QR Batch Generator turns a list of URLs, phone numbers, or other strings into a folder of QR codes in one pass. Each line of input becomes one code, and the optional second column after a comma becomes the filename label inside the ZIP. The tool is built around the qrcode npm library, the same generator used by countless Node.js services, so the output is byte-identical to what you would get from a server-side script — there is just no server involved.
Everything runs locally. When you click Generate, your list is parsed in JavaScript, each entry is rendered to an offscreen HTMLCanvasElement, the canvas is exported to a PNG data URL, and a parallel call to QRCode.toString produces an SVG copy. Codes are processed 10 at a time and the loop yields to the browser between chunks with await new Promise(r => setTimeout(r, 0)), which keeps the tab interactive even when you hand it 500+ entries.

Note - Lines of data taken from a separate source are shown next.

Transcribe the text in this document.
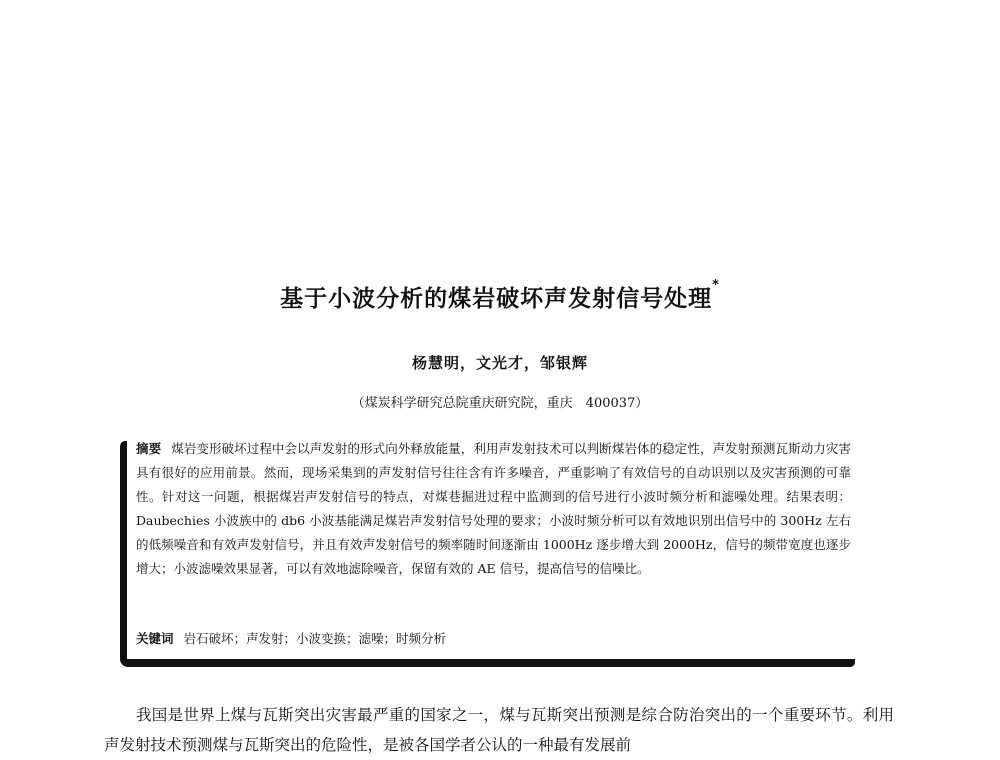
基于小波分析的煤岩破坏声发射信号处理*
杨慧明，文光才，邹银辉
（煤炭科学研究总院重庆研究院，重庆　400037）

摘要 煤岩变形破坏过程中会以声发射的形式向外释放能量，利用声发射技术可以判断煤岩体的稳定性，声发射预测瓦斯动力灾害具有很好的应用前景。然而，现场采集到的声发射信号往往含有许多噪音，严重影响了有效信号的自动识别以及灾害预测的可靠性。针对这一问题，根据煤岩声发射信号的特点，对煤巷掘进过程中监测到的信号进行小波时频分析和滤噪处理。结果表明：Daubechies 小波族中的 db6 小波基能满足煤岩声发射信号处理的要求；小波时频分析可以有效地识别出信号中的 300Hz 左右的低频噪音和有效声发射信号，并且有效声发射信号的频率随时间逐渐由 1000Hz 逐步增大到 2000Hz，信号的频带宽度也逐步增大；小波滤噪效果显著，可以有效地滤除噪音，保留有效的 AE 信号，提高信号的信噪比。

关键词 岩石破坏；声发射；小波变换；滤噪；时频分析

我国是世界上煤与瓦斯突出灾害最严重的国家之一，煤与瓦斯突出预测是综合防治突出的一个重要环节。利用声发射技术预测煤与瓦斯突出的危险性，是被各国学者公认的一种最有发展前
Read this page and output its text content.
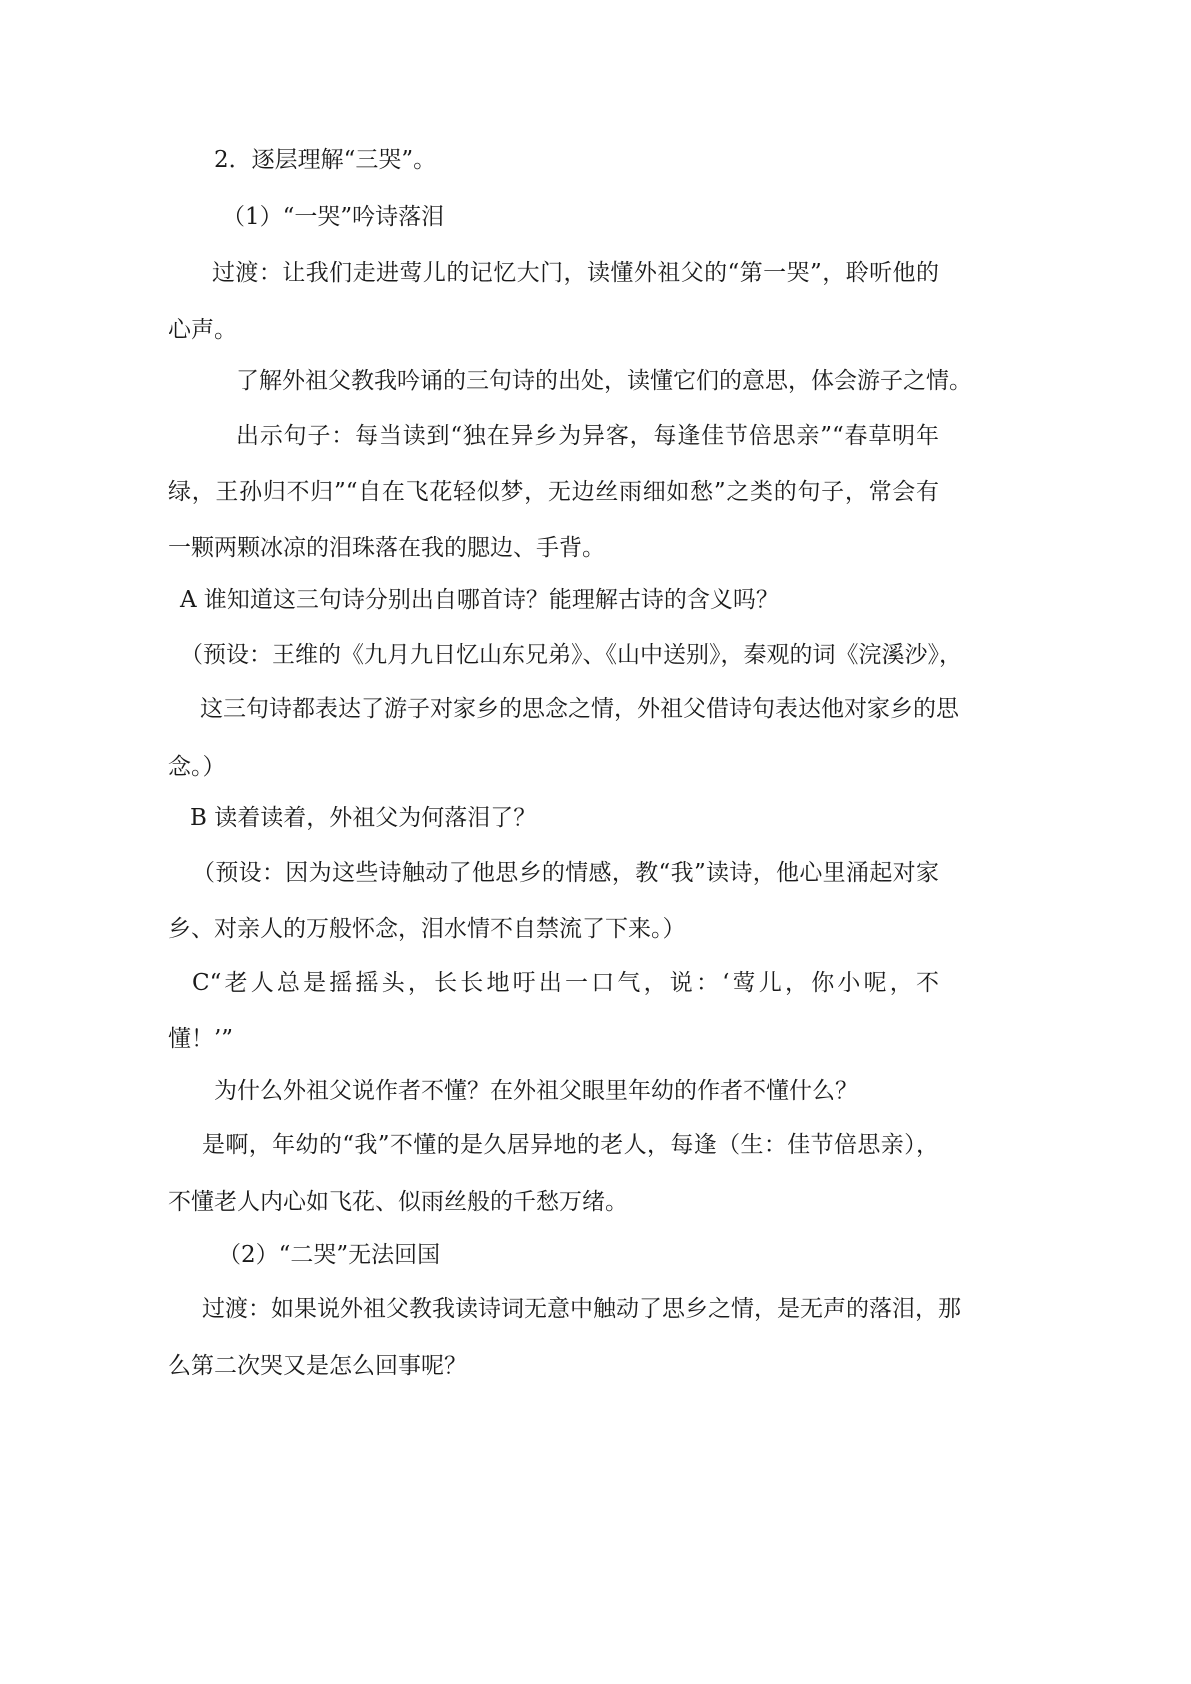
2．逐层理解“三哭”。
（1）“一哭”吟诗落泪
过渡：让我们走进莺儿的记忆大门，读懂外祖父的“第一哭”，聆听他的
心声。
了解外祖父教我吟诵的三句诗的出处，读懂它们的意思，体会游子之情。
出示句子：每当读到“独在异乡为异客，每逢佳节倍思亲”“春草明年
绿，王孙归不归”“自在飞花轻似梦，无边丝雨细如愁”之类的句子，常会有
一颗两颗冰凉的泪珠落在我的腮边、手背。
A 谁知道这三句诗分别出自哪首诗？能理解古诗的含义吗？
（预设：王维的《九月九日忆山东兄弟》、《山中送别》，秦观的词《浣溪沙》，
这三句诗都表达了游子对家乡的思念之情，外祖父借诗句表达他对家乡的思
念。）
B 读着读着，外祖父为何落泪了？
（预设：因为这些诗触动了他思乡的情感，教“我”读诗，他心里涌起对家
乡、对亲人的万般怀念，泪水情不自禁流了下来。）
C“老人总是摇摇头，长长地吁出一口气，说：‘莺儿，你小呢，不
懂！’”
为什么外祖父说作者不懂？在外祖父眼里年幼的作者不懂什么？
是啊，年幼的“我”不懂的是久居异地的老人，每逢（生：佳节倍思亲），
不懂老人内心如飞花、似雨丝般的千愁万绪。
（2）“二哭”无法回国
过渡：如果说外祖父教我读诗词无意中触动了思乡之情，是无声的落泪，那
么第二次哭又是怎么回事呢？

The download bundle is built with JSZip in the browser. PNGs are stored as base64 entries, SVGs as plain text, and each filename is prefixed with a zero-padded index (001-, 002-, ...) so files sort naturally in Finder, Explorer, or print pipelines. Labels are sanitized to ASCII letters, digits, and underscores, then truncated to 40 characters to stay safe on Windows' 260-character path limit.
Error correction is configurable at L (recovers ~7%), M (~15%), Q (~25%), or H (~30%). Higher levels add redundant codewords, which makes the code more tolerant of dirt, glare, or print misregistration but also pushes it into a larger version with a denser module grid. For batch printing on labels or stickers, M or Q is the typical sweet spot; H is mainly useful when you plan to overlay a logo on top.
Payload format is whatever you put on the line — a plain URL, a tel: link, a mailto: address, an SMS link, a geo: coordinate, or a structured WIFI:T:WPA;S:Name;P:secret;; string. The example CSV in the textarea shows the WiFi syntax. The qrcode library auto-selects the most compact mode (Numeric, Alphanumeric, Byte, or Kanji) per entry, so a list of all-uppercase URLs will encode tighter than a list of mixed-case text strings of the same length.
The hard limit per code is the QR specification itself: 4,296 alphanumeric characters or 2,953 bytes at the minimum error correction. In practice anything beyond a few hundred bytes produces a version 20+ code with very small modules that consumer phone cameras struggle to lock onto. If a line exceeds capacity for the chosen error correction level, that row is flagged as "Invalid or too long" in the results column rather than failing the whole batch.
Because no upload step exists, your input list never leaves the browser tab. This matters when the URLs themselves are sensitive — pre-launch landing pages, internal dashboards, individualised tracking links — or when company policy forbids pasting customer data into third-party online tools.